I guess Aristotle just could not imagine Wonga. And if he was teaching today, his students might ask for a refund, because in our democracy the poor clearly do not have more power than the rich. On the contrary, Aristotle would find it really surprising, as I do, that in our democracy the poor often pay more than the rich for the same product. This counterintuitive fact was demonstrated by Consumer Futures and the Joseph Rowntree Foundation, whose research shows that low-income families spend 10 pence in every pound on a poverty premium. Another way of looking at it is that they spend £19 a week extra on average because they pay a higher price for the same product.

Someone who has done more than anyone to expose this poverty premium is my honourable friend Stella Creasy, and I pay fulsome tribute to her groundbreaking work defending consumer rights. However, after following the progress of the Bill in great detail in the other place, she tells me that she still has not received any clear indication from the Government on how this Bill’s provisions will apply to public services. Of course we welcome the Bill’s aims but we need to understand how it will work. Can the Minister let us know which service contracts it will cover? For example, can the Minister let us know if it will cover the licence fee? I would also love to know whether it will cover prescription charges. Even just a hint from the Minister in these areas would be welcome.

I have a very useful briefing note from Unison, which states that it believes in principle that people should have the choice to exercise their consumer rights in public services, but that it must be done in the right way in a collaborative framework. I am sure we would all agree with that, not least because there are already many complaints mechanisms within public services and we will need to be careful that these are not inadvertently undermined or bypassed by the new set of rights. If you read the Unison brief, it becomes readily apparent that this is a vastly complex area. The key point that shines through is that we want to prevent a two-tier complaints system where richer, paying citizens can bring individual litigation that might secure them more favourable rights than others without those means. Can the Minister give us any indication of any impact assessment that might have been carried out in this area?

My noble friend Lady Crawley was right: the Bill has not yet got our pulses racing—we live in hope. However, a lot of the issues it deals with make our blood boil. We are talking about premium charges on telephone helplines that leave you stranded for what feels like hours at a time; nuisance phone calls, which in certain areas have blighted lives; people making profits out of the misery of payday loans; and ticket touts profiting at the expense of genuine fans.
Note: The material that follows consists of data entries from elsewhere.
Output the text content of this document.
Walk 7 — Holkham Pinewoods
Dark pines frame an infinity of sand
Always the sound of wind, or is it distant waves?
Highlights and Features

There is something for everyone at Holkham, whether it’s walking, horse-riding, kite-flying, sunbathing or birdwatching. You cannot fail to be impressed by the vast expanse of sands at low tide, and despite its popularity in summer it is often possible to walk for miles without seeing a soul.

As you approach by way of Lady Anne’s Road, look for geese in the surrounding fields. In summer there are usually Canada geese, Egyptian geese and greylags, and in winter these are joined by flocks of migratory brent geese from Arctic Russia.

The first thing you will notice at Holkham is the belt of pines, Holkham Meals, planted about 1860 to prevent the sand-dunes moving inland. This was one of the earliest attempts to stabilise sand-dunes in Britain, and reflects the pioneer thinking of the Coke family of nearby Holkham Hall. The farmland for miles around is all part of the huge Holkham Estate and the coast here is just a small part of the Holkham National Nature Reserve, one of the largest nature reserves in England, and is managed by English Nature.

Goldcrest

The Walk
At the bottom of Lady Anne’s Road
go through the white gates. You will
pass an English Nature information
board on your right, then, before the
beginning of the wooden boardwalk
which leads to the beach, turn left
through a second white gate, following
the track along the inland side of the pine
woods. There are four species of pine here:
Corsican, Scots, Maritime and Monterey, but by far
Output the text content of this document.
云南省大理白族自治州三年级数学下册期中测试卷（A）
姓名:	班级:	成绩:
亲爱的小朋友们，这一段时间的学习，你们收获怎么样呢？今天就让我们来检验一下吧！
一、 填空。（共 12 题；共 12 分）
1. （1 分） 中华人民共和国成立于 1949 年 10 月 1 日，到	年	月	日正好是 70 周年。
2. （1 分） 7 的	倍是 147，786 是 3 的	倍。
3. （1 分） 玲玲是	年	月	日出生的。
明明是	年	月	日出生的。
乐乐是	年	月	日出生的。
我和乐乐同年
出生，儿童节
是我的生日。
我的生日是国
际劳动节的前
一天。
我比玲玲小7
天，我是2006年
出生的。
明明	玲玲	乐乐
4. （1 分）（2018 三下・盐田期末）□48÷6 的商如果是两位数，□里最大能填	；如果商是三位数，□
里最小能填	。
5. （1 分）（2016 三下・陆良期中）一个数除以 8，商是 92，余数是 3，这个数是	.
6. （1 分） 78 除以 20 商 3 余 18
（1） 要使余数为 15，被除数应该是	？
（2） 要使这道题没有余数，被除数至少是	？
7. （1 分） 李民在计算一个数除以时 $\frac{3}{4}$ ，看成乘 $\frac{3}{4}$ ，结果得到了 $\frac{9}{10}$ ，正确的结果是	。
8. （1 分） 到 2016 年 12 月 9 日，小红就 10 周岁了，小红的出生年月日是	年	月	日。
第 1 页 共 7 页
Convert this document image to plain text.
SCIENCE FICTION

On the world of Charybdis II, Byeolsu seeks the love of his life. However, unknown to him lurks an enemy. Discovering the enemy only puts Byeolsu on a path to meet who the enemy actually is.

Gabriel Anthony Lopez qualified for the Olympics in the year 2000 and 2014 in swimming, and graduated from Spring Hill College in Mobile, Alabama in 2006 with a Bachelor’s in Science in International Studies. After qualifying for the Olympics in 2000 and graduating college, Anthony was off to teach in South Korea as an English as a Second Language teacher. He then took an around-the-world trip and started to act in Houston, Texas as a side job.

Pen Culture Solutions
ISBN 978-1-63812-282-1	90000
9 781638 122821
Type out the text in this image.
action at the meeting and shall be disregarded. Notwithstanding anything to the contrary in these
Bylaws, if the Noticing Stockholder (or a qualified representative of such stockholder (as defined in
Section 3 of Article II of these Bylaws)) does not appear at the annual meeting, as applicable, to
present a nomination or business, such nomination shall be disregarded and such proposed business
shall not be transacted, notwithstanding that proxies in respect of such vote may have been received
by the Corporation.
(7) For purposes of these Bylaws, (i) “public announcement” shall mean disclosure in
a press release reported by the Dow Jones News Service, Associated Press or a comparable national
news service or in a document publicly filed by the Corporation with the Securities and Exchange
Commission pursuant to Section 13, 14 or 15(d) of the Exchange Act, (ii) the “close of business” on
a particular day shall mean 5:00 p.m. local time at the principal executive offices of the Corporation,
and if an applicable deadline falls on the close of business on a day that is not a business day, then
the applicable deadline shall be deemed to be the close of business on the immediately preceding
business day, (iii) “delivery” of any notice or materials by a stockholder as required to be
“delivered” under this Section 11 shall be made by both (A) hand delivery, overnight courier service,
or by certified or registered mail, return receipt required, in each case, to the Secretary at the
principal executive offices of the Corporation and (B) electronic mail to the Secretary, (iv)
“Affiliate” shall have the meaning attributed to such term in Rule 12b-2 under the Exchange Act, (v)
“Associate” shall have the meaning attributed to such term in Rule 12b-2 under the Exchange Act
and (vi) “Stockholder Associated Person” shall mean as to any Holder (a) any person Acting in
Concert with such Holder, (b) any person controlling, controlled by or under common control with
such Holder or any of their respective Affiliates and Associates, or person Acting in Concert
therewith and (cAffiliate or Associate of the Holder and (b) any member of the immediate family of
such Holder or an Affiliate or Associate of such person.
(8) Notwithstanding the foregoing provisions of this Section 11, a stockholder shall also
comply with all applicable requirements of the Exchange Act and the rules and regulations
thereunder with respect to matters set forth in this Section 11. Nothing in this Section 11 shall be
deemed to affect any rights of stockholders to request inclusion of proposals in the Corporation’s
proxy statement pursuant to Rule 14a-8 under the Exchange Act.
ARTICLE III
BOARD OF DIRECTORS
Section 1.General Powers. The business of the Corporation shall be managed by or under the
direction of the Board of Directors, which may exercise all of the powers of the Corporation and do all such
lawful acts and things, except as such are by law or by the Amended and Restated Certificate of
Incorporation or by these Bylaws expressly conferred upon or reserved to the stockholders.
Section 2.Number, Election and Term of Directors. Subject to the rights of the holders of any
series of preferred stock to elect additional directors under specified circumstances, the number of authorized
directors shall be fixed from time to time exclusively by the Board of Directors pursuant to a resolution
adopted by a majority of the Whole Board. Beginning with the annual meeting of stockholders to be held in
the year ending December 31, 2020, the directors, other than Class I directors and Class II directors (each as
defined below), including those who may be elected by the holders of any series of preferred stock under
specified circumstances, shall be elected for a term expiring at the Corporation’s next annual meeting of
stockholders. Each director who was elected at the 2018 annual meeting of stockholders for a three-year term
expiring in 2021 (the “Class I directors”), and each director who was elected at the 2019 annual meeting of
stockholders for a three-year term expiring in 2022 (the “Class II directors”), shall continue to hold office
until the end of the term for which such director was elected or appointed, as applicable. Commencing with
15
Basically, we are talking about being ripped off, either to a small degree or to a degree that ruins your life.

As my noble friend Lady Hayter said, this Bill should balance the current, unequal situation, which too often puts consumers in a weak position. Too often, consumers find themselves powerless on the end of sharp practices. For the last time today—I know that I have quoted her quite extensively—I shall quote the shadow Consumer Affairs Minister, who said:

“The fact that nothing in the Bill is of particular concern tells us everything we need to know about its narrow ambitions”.—[Official Report, Commons, 28/1/14; col. 780.]

I hope that the Minister and the Government will be more ambitious. As Aristotle also said, “Hope is a waking dream”. We all live in hope that the Government will take this once-in-a-Parliament opportunity to end the unfair nightmare that too many consumers face.